A home loan will help you make a great investment. If you opt for a loan in your mid-twenties, chances are by the time you turn 45, the home would be in your name. And by then its value would have appreciated considerably too, making it a great investment.

Owning a home through a home loan will give you the feel of financial success and will serve as a symbol of accomplishment. Your family members will have a space of their own and you won’t have to be under the control of a landlord.

If you’ve been planning to own a home, consider a home loan! It’s one of the easiest ways to make the dream of ownership come true. Speak to a financial advisor today and discuss how a home loan can benefit you.

Wednesday, 28 June 2017

Something you need to know about housing loan interest rates.

Are you planning to buy a home at a price you can manage? Then with the ascending property prices, it is wiser to take the decision sooner. The financial organization lends you the required money at floating or fixed rate of interest. House loan interest is the extra amount you pay the financial organization for providing you the financial support. The rates at which different financial organizations provide the housing loan amount are variable in nature. The experts suggest the borrowers to visit some common aggregator and understand the lowest rates available in the market and then move ahead.

The rate of interest depends on the principal amount; the customer is borrowing from the institution for the purpose of buying an immovable property. The interest rate varies with different slabs, like: up to Rs. 35lakhs of principal amount you have to pay 8.7-9.1% per annum interest rate and for above Rs. 75 lakhs slab the organization punches a rate of 8.75-9.25% per annum. The banks and NBFCs provide a concession of 0.05% on the present rate of interest to its women customers.

There are three kinds of interest rates that the organization provides: fixed rate of interest, floating/adjustable rate and tru-fixed rate of interest. The rates are subject to change during the time of disbursement.
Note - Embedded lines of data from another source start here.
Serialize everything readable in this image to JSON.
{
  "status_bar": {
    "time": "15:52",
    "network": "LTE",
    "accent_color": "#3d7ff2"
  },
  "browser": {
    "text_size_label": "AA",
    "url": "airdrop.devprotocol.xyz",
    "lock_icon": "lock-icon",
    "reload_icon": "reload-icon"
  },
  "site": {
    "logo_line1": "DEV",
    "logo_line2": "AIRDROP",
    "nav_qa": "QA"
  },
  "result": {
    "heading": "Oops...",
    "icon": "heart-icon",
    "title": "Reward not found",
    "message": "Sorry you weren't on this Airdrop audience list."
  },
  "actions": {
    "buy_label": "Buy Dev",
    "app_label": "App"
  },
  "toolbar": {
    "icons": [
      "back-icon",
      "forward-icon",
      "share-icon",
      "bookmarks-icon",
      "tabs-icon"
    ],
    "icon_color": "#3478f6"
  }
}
In the fixed rate of interest the customer borrows the 75-90% of the property value at a current fixed rate. The rate is constant for the whole loan term, irrespective of the financial health of the market. For example if the interest rate increases from 0.5-1%, then the customer gets the advantage and the lending institute bears the burden. Similarly if the rate decreases then the customer has to pay the same rate of interest at which he/she has taken the loan.

In floating/adjustable rate of interest, the house loan interest rate fluctuates. With the booming property values and inflation smitten interest rate, people were on the verge of getting dumped under debt pressure. Thanks to the floating rates. From 9-9.5% the rates have come down to almost 8.7-9.1%, this act as a buffer to the customers with old interest rate. Now they can save quite a lot of money, for the wintry days both in financial and personal life. So the floating rate changes depending on the market condition and customers can earn the benefit.

In truFixed rate of interest in house loan interest, the customer has to pay a fixed rate of interest for 2/3rd years of the tenure after that the rate switches to floating rate.

Considering the market condition the customer may switch from a fixed rate plan to floating rate plan. They may have to pay 2% of the balance money if the switching takes place before completion of 60 months of the total tenure.

The customers have to pay to pay the EMI monthly against the balance for as long as 30 years. With sufficient money they may close the loan account with pre-payment of the loan amount. The institute doesn’t punch any penalty for the pre-closure.

With so many options available at the finger tips, you can very patiently and wisely choose your financial organization to suit your purpose and purse. The best organization will be the one that will provide you maximum money for a longer tenure at a low rate of interest. So tighten your belts, dive into the home loan mission and don’t stop till you are debt free.